L’absence prolongée du chef de l’État camerounais inquiète : l’UDC exige des réponses institutionnelles

 

Le président Paul Biya, parti du Cameroun le 7 juin 2026 pour un séjour privé en Suisse, n’a toujours pas réintégré le Palais de l’Unité. Officiellement, le Cabinet civil n’a communiqué que son départ de Yaoundé, sans préciser la durée ni les raisons de son absence. Plus de 40 jours après son départ, aucune nouvelle n’a filtré, alimentant les spéculations parmi la population et les médias. Les tentatives pour obtenir des informations fiables sur son séjour en Europe se heurtent au mutisme des autorités.

Cette situation inédite suscite des interrogations au sein de la société civile. Patricia Tomaino Ndam Njoya, présidente de l’Union démocratique du Cameroun (UDC), a officiellement réagi face à ce que certains qualifient de « vacance de fait » à la présidence. Dans une déclaration publique, elle dénonce l’opacité entourant l’absence prolongée du président, soulignant que la stabilité des institutions exige une transparence absolue.

Pour l’UDC, la question dépasse le simple cadre personnel : elle interroge la capacité de l’État à assurer la continuité de l’action publique. Le parti rappelle que la révision constitutionnelle d’avril 2026 a introduit la possibilité de nommer un vice-président, une mesure destinée précisément à pallier les absences prolongées du chef de l’État. Pourtant, ce poste reste vacant, malgré l’urgence de la situation.

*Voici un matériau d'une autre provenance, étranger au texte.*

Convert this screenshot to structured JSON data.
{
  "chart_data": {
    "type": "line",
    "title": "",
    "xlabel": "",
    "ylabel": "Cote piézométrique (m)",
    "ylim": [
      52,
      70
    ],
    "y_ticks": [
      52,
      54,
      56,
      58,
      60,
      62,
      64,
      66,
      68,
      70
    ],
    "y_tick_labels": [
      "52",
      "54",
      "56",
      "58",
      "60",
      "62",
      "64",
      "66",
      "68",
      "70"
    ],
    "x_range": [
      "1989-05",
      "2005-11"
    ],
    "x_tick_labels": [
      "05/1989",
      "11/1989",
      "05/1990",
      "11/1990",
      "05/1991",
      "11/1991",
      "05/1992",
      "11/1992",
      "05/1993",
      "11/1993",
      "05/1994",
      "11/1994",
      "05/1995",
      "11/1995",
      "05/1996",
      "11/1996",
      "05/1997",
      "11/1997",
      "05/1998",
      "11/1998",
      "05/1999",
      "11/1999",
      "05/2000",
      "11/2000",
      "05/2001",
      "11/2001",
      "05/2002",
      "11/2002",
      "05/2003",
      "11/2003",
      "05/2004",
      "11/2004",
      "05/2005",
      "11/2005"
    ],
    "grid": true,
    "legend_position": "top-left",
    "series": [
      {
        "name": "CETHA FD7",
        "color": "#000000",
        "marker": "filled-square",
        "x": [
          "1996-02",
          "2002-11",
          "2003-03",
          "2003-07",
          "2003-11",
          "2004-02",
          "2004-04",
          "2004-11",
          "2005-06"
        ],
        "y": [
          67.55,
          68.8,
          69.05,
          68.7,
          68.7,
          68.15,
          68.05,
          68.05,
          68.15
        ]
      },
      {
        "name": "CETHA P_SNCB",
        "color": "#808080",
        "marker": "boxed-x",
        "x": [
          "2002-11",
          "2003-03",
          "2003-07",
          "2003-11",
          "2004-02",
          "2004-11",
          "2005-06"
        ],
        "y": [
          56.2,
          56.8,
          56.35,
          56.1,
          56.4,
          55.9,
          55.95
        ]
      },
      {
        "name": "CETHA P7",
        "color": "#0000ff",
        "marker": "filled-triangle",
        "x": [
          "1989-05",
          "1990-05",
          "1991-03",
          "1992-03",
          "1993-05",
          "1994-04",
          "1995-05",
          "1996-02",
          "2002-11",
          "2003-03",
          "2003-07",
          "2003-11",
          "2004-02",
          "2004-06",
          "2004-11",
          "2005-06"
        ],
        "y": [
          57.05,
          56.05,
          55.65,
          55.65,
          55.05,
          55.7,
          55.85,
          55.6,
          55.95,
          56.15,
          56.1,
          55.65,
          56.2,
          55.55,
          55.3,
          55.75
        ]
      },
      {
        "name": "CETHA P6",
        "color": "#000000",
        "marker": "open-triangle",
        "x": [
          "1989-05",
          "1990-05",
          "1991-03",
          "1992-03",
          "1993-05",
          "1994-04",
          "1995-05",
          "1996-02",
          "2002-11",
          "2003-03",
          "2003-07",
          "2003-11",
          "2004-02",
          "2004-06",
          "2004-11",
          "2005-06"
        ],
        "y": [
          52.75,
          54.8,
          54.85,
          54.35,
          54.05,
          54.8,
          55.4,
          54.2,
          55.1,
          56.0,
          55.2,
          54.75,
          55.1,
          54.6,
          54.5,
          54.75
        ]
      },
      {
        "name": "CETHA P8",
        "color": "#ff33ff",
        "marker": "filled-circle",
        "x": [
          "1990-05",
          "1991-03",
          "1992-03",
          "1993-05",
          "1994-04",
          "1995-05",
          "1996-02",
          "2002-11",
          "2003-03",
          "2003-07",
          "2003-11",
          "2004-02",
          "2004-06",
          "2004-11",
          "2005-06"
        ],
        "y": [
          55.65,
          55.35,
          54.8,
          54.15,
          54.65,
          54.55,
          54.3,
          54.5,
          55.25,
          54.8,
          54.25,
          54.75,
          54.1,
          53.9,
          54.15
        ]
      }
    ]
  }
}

Dans un communiqué, l’UDC formule plusieurs recommandations pour encadrer juridiquement les absences du président. Elle propose notamment de fixer des délais précis pour ces absences, d’instaurer une information régulière du Parlement et de la nation, et de prévoir une délégation expresse des fonctions présidentielles en cas de nécessité. Le parti insiste également sur la nécessité de définir une procédure claire pour constater un empêchement temporaire ou définitif, afin d’éviter tout blocage institutionnel.

Cette absence coïncide avec un moment charnière pour le Cameroun. Le pays sort tout juste d’un scrutin présidentiel controversé et entame le huitième mandat de Paul Biya, pour lequel il s’est engagé à former une nouvelle équipe gouvernementale. Pourtant, plus de six mois après sa réélection, le gouvernement n’a toujours pas été annoncé. Parallèlement, la révision constitutionnelle de 2026 prévoit la nomination d’un vice-président, une disposition qui tarde à être appliquée.

La situation a déjà frôlé la crise institutionnelle. Des décrets présidentiels falsifiés, publiés à la télévision publique (CRTV), ont failli être pris en l’absence du chef de l’État, révélant les risques liés à ce vide institutionnel. Avec l’approche des élections législatives et municipales, prévue pour juillet 2026, les tensions politiques s’intensifient au sein même du parti au pouvoir. Le comité central du RDPC a convoqué une réunion statutaire le 21 juillet, alors que son président reste absent du territoire national.

Face à cette accumulation de signaux d’alerte, des groupes de citoyens, comme la Brigade Anti Sardinard, ont organisé des rassemblements symboliques devant la résidence présidentielle, exigeant le retour du chef de l’État. L’absence prolongée de Paul Biya, dans un contexte marqué par des promesses politiques non tenues et des réformes constitutionnelles inabouties, fragilise davantage la confiance des Camerounais dans leurs institutions.

L’UDC appelle désormais les autorités compétentes à clarifier sans délai la situation, insistant sur la nécessité de garantir la continuité de l’État et la légitimité de l’action publique, quel que soit le motif de l’absence présidentielle.